Current methods of cancer treatment such as chemotherapy and radiation therapy are known to have detrimental side effects on patients as they affect both tumor and healthy cells.
This project, termed laser-activated nanoparticles for tumor elimination (LANTERN), was designed to affect local cancer cells without harming surrounding healthy tissue. Leading the study, Lene Oddershede (Niels Bohr Institute) and Andreas Kjær (Panum Institute and Rigoshospitalet, Denmark) experimented with biological membranes, before testing the method in mice with human tumor xenografts.
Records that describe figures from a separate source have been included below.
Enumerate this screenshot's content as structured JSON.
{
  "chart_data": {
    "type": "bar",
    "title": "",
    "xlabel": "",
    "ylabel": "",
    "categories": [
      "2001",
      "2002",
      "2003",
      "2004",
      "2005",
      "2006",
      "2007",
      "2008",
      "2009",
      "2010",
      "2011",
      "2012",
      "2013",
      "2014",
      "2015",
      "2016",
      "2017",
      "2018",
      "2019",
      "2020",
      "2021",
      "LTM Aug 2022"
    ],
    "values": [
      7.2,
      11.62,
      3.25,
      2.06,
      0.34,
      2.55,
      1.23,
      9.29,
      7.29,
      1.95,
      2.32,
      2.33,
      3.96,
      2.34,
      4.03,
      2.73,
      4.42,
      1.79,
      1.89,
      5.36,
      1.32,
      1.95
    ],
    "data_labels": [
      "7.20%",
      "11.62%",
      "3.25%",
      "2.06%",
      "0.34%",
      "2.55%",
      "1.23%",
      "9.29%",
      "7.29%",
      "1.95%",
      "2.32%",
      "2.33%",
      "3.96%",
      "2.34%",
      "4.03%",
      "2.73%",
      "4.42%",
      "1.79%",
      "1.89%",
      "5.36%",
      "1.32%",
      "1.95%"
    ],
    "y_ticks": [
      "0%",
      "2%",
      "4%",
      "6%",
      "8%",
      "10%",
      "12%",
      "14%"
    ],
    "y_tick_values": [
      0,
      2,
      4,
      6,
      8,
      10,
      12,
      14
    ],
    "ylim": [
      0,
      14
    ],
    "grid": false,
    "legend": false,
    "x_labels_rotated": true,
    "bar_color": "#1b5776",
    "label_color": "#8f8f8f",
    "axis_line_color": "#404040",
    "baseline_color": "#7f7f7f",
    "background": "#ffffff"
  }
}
“The treatment involves injecting tiny nanoparticles directly into the cancer. Then you heat up the nanoparticles from outside using lasers. It is a strong interaction between the nanoparticles and the laser light, which causes the particles to heat up. What then happens is that the heated particles damage or kill the cancer cells,” explained Oddershede.
Silica-gold nanoshells outperformed solid gold nanopaticles, in both the in vitro and in vivo experiments. Nanoparticles that were 150 nm in size were also noted to provide the best results. Near-infrared light was used to illuminate the nanoparticles as it was best at penetrating tissue, causing minimal damage. PET scans confirmed that cancer cells had been destroyed even after 1 h of treatment and continued up to 2 days post treatment.
Oddershede continued: “Now we have proven that the method works. In the longer term, we would like the method to work by injecting the nanoparticles into the bloodstream, where they end up in the tumors that may have metastasized.”